Following calls that Tesla Motors brand was too luxe to consider producing an electric truck, Elon Musk went on Twitter with “I hate the whole idea of brands and branding.”
Being dubbed as the world’s first “Influencer CEO”, it was a surprise to many since Musk has embraced strategic branding tactics – and doing very well at it too.
How is he good at it?
Well, here are the 3 lesson we can learn from Elon Musk about branding.
1. Stick to the mission.
Elon Musk insisted his business decisions by stating his main focus is the relentless pursuit of developing technology for the good of humanity.
Once, Musk even maintained his “mission of accelerating the advent of sustainable transport and energy, which is important for all life on Earth.”
Musk had to make touch calls including firing colleagues and prioritizing projects over contracted commitments.
Despite the occasional tweet-storm, or tantrum, he has achieved icon status among general public particularly from the Milennial generation.
He achieved this due to his consistent statements on renewable energy and investing in the future world. Elon Musk managed to make the industry ‘cool’.
In a nutshell, he has the vision and mission which he commands his company(s) to pursue relentless, sticks to it even when it ‘bites’ his credibility; and earned loyal followers who appreciate the dedication.
2. Know when to apologize.
“It takes years to build trust, and a single blunder to lose it all.”
Reputation is difficult to build and doesn’t get easier to maintain. It’s all about timing.
As an executive decision maker, you must learn the importance of owning up to your mistakes and the right way to do it.
Let’s take Musk’s as an example. In a conference call, Mr Musk became impatient, and probably annoyed, with two Wall Street analysts and berated them for their “boring, bonehead questions.” Tesla shares dropped quickly after.
For the next meeting, Elon Musk quickly tried different approach when describing the company outlook and profitability predictions.
He even gave a sincere apology for what was said to the analysts – admitting he was wrong.
As a result, Tesla shares surged and made almost $5 billion dollars worth to its stock value. It was dubbed as “the most valuable apology of all time.“
3. Don’t chase the popular vote.
Musk didn’t become the most inspirational leader by winning the “popular vote.”
Unlike most CEOs, Musk has little regard for political, legal or financial consequences to his companies by sticking to what he believes in.
For instance, Musk tried to pioneer the ‘green’ car company Tesla despite calls by big players in the auto industry how it will be a ‘fluke’ and the resulting failure could cost billions of dollars.
Let’s face it, before Musk came into the scene, electric cars weren’t so attractive to the general consumers. It wasn’t only unappealing. It lacked battery life, recharging issues, low distance travel and so on. The idea of electric cars replacing the conventional ones seem too far fetched.
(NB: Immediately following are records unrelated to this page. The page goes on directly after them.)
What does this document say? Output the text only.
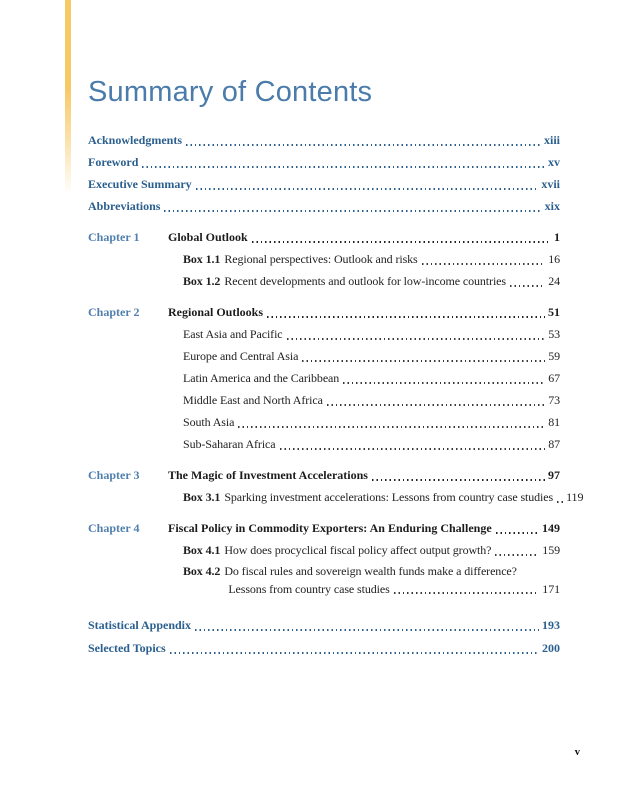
Summary of Contents
Acknowledgments	xiii
Foreword	xv
Executive Summary	xvii
Abbreviations	xix
Chapter 1	Global Outlook	1
Box 1.1 Regional perspectives: Outlook and risks	16
Box 1.2 Recent developments and outlook for low-income countries	24
Chapter 2	Regional Outlooks	51
East Asia and Pacific	53
Europe and Central Asia	59
Latin America and the Caribbean	67
Middle East and North Africa	73
South Asia	81
Sub-Saharan Africa	87
Chapter 3	The Magic of Investment Accelerations	97
Box 3.1 Sparking investment accelerations: Lessons from country case studies 119
Chapter 4	Fiscal Policy in Commodity Exporters: An Enduring Challenge	149
Box 4.1 How does procyclical fiscal policy affect output growth?	159
Box 4.2 Do fiscal rules and sovereign wealth funds make a difference?
Lessons from country case studies	171
Statistical Appendix	193
Selected Topics	200
v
When Musk came in, he changed the scene. The car wasn’t only practical, but it looks sleek. With it, the car comes with ‘perfect’ crash tests which no other car makers achieved.
He turned an unpopular idea into mainstream success.
My Final Two Cent
Despite of his successes, Musk isn’t done yet.
He continues to hype up his companies’ potential to disrupt almost every major industry.
By consistently investing in sustainable technology and leveraging all platforms to spread his philosophy, Elon Musk has become one of the most important business and innovation leaders for the past decade – and perhaps for more to come.
In my view, he is the most important human being right now – in aspects developing the future for human race. And if you haven’t noticed, I am an admirer of Elon Musk’s philosophies and work ethics.
Other CEOs are strongly advised to revise their own brand-messaging strategies. Start doing the right thing – and the general masses will follow.